Accounting Principles and Procedures (Level 2) - General Flashcards
What is depreciation?
The reduction in value of an asset over its useful life. Applied to fixed assets which generally experience a loss in their utility over multiple years
What are the two types of asset?
Fixed (long term) - e.g. land
Current (short term) - e.g. cash/stock
What is amortisation?
An accounting method used to spread the cost of an intangible asset over its useful life
e.g. spreading the cost of of a patent over 10 years at 10% each year
What is tenant covenant strength?
The ability of a tenant to comply with lease obligations
What are the two types of liability?
Non-cyrrent (long term) - e.g. not due soon such as long term loan, leases
Current (short term) - e.g. those due within a year
What is the efficiency ratio?
Evaluates how efficiently a company uses assets to generate sales
E.G. Cost of sales / average inventory
What is the profitability ratio?
Conveys how well a company can generate profit from its operations (profit DIVIDED by net sales)

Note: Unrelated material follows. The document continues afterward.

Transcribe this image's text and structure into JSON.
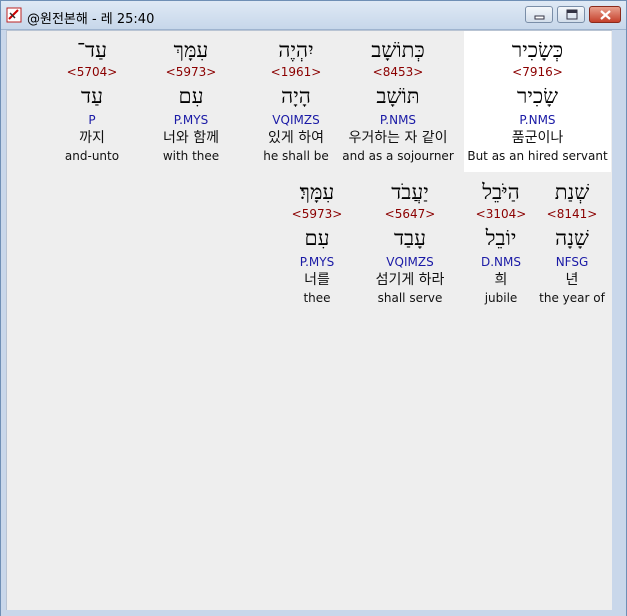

What are financial statements?
Written records that convey the financial activities of a company
What are the key financial statements that companies provide?
Profit and loss accounts
Balance sheets
Cash flow statements
What is the difference between management and company/financial accounts?
Management accounts are for the internal use of the management team (prepared monthly/quarterly for the business owner) - more informal
Company accounts are accounts required by UK law, submitted within 9 months of YE
What governs the format of company accounts?
The Companies Act 2006
What is a balance sheet?
The balance sheet shows a company’s assets (what it owns) and it’s liabilities (so what it owes) at a given point in time.
Shows whether a company is solvent
How likely it is that the company will still be in business in a year
3 parts: Assets, Liabilities and Equity (AKA Net Worth, Net Asset Value or Capital)
What is included in company accounts, as laid out in the Companies Act 2006?
Cover page
Information/contents page
Directors report
Accountants report
Statutory Profit and loss account
Balance sheet
Notes to the accounts
Detailed Profit and loss account
What is a profit and loss account? (also known as INCOME STATEMENT, STATEMENT OF COMPREHENSIVE INCOME)
Summary of business income and expenditure prepared on annual basis
Note: best for determining covenant strength as shows thorough breakdown of turnover, expenses and gross profit
What are two types of Liability and give examples?
Liabilities: what the company owes
Fixed/Long-Term Liability: not due to be repaid within next year EG mortgage or car purchase agreement
Current: due to be repaid within next year EG salaries, rent, VAT bills
What is a cashflow statement?
Statement summarising movement of cash into and out of a company; crucial when setting up a business
It measures the short-term ability of a firm to pay off its bills
What are two types of assets and give examples?
Assets: what the company owns
- Fixed Asset: around for a long time and less liquid EG property and land
- Current Asset: around for short time and more liquid EG stock and cash in the bank
What is a ratio analysis?
Method of gaining insight into a company’s liquidity, efficiency and profitability by studying its financial statements
What is Net Asset Value?
Total Assets – Total Liabilities
What are liquidity ratios?
A financial ratio used to determine a company’s ability to pay its short term debt obligations
Liquidity ratio calculation: current assets/current liabilities (determines ability to pay short-term debt)
Anything less than 1 indicates company is facing a cash crunch
Ratio of exactly 1 means company can exactly pay off all current liabilities with all current assets
Used to determine a company’s ability to pay its short-term debt obligations
What is Acid Test Ratio?
(Current Assets – Value of Stock) / Current Liabilities (best crude test of company short-term viability)
- Note: deduct stock that is hard to shift in an emergency
What are probability ratios?
Probability ratios measure the performance of a company in generating its profits.
The trading profit margin ratio= turnover - (costs of sales/turnover)
Low margins may be due to a growth strategy from the company and not necessarily bad management
What is the difference between debtors and creditors?
Creditors: entities which are owed money by another entity
Debtors: entities that owe money to another respective company
What are financial gearing ratios?
Gearing is the amount of debt – in proportion to equity capital – that a company uses to fund its operations.
A company that possesses a high gearing ratio shows a high debt to equity ratio, which potentially increases the risk of financial failure of the business.